7. The method according to claim 1 or 6, characterized in that, The anti-loosening-prediction linkage model is an adaptive model based on time-series feature analysis. By comparing the deviation between the data and the prediction threshold, it accurately identifies core causes such as substandard terminal crimping and abnormal bundling tension. For minor loosening risks, it triggers fine-tuning of process parameters for compensation. For moderate and above risks, it triggers correction of process parameters and optimization of the operation process for compensation. After compensation, it is re-evaluated using a special prediction model. Only after verification that it is qualified can it proceed to the next process. If it is unqualified, the prediction-compensation-verification process is repeated.

8. The method according to claim 1, characterized in that, The three-level anti-loosening detection mode includes: component connection anti-loosening detection focuses on the tightness of terminal connection and the reliability of core wire contact; docking part anti-loosening collaborative detection focuses on the rationality of docking gap and connection tightness; overall connection anti-loosening comprehensive detection focuses on predicting the stability of collaborative work of each part and the related loosening risks of working conditions. The root cause tracing adopts the feature tracing-risk matching-cause confirmation process. After compensation and treatment, the corresponding level of detection is re-executed. Only after passing the test can the subsequent assembly process be carried out.

9. The method according to claim 1 or 8, characterized in that, The root cause data and compensation effect data include information such as risk location, type, core cause, prediction deviation, compensation process, parameters and effects. These are fed back to the manufacturing and design stages through standardized interfaces, allowing for targeted adjustments to manufacturing process parameters, prediction thresholds and design parameters, and compensation plans to suppress loosening risks from the source.
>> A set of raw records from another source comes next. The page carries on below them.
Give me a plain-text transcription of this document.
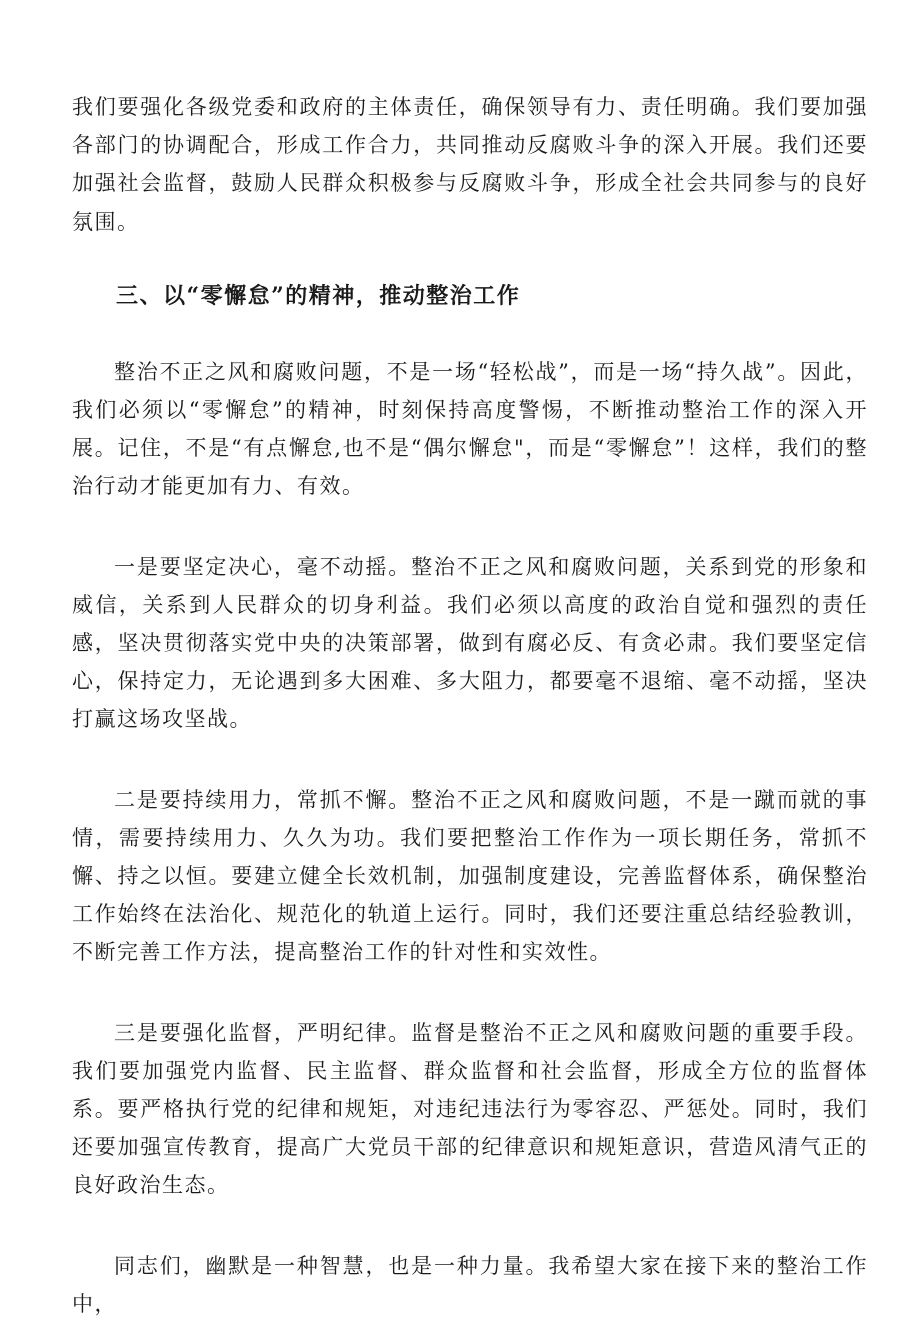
我们要强化各级党委和政府的主体责任，确保领导有力、责任明确。我们要加强各部门的协调配合，形成工作合力，共同推动反腐败斗争的深入开展。我们还要加强社会监督，鼓励人民群众积极参与反腐败斗争，形成全社会共同参与的良好氛围。

三、以“零懈怠”的精神，推动整治工作

整治不正之风和腐败问题，不是一场“轻松战”，而是一场“持久战”。因此，我们必须以“零懈怠”的精神，时刻保持高度警惕，不断推动整治工作的深入开展。记住，不是“有点懈怠,也不是“偶尔懈怠"，而是“零懈怠”！这样，我们的整治行动才能更加有力、有效。

一是要坚定决心，毫不动摇。整治不正之风和腐败问题，关系到党的形象和威信，关系到人民群众的切身利益。我们必须以高度的政治自觉和强烈的责任感，坚决贯彻落实党中央的决策部署，做到有腐必反、有贪必肃。我们要坚定信心，保持定力，无论遇到多大困难、多大阻力，都要毫不退缩、毫不动摇，坚决打赢这场攻坚战。

二是要持续用力，常抓不懈。整治不正之风和腐败问题，不是一蹴而就的事情，需要持续用力、久久为功。我们要把整治工作作为一项长期任务，常抓不懈、持之以恒。要建立健全长效机制，加强制度建设，完善监督体系，确保整治工作始终在法治化、规范化的轨道上运行。同时，我们还要注重总结经验教训，不断完善工作方法，提高整治工作的针对性和实效性。

三是要强化监督，严明纪律。监督是整治不正之风和腐败问题的重要手段。我们要加强党内监督、民主监督、群众监督和社会监督，形成全方位的监督体系。要严格执行党的纪律和规矩，对违纪违法行为零容忍、严惩处。同时，我们还要加强宣传教育，提高广大党员干部的纪律意识和规矩意识，营造风清气正的良好政治生态。

同志们，幽默是一种智慧，也是一种力量。我希望大家在接下来的整治工作中，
10. The method according to claim 1, characterized in that, The baseline evolution characteristics are the non-loosening state characteristic data collected in the initial stage of the harness operation. After removing anomalies, the data is entered into the baseline library. The special control baseline library periodically adjusts the baseline characteristics, prediction thresholds, and compensation strategy parameters based on the stress changes under operating conditions. The loosening special prediction algorithm combines time-series characteristic trend analysis and risk probability calculation to achieve accurate prediction of risk level, failure probability, and evolution cycle. The graded dynamic anti-loosening compensation strategy corresponds to mild, moderate, and severe risk levels and simultaneously triggers graded early warning signals.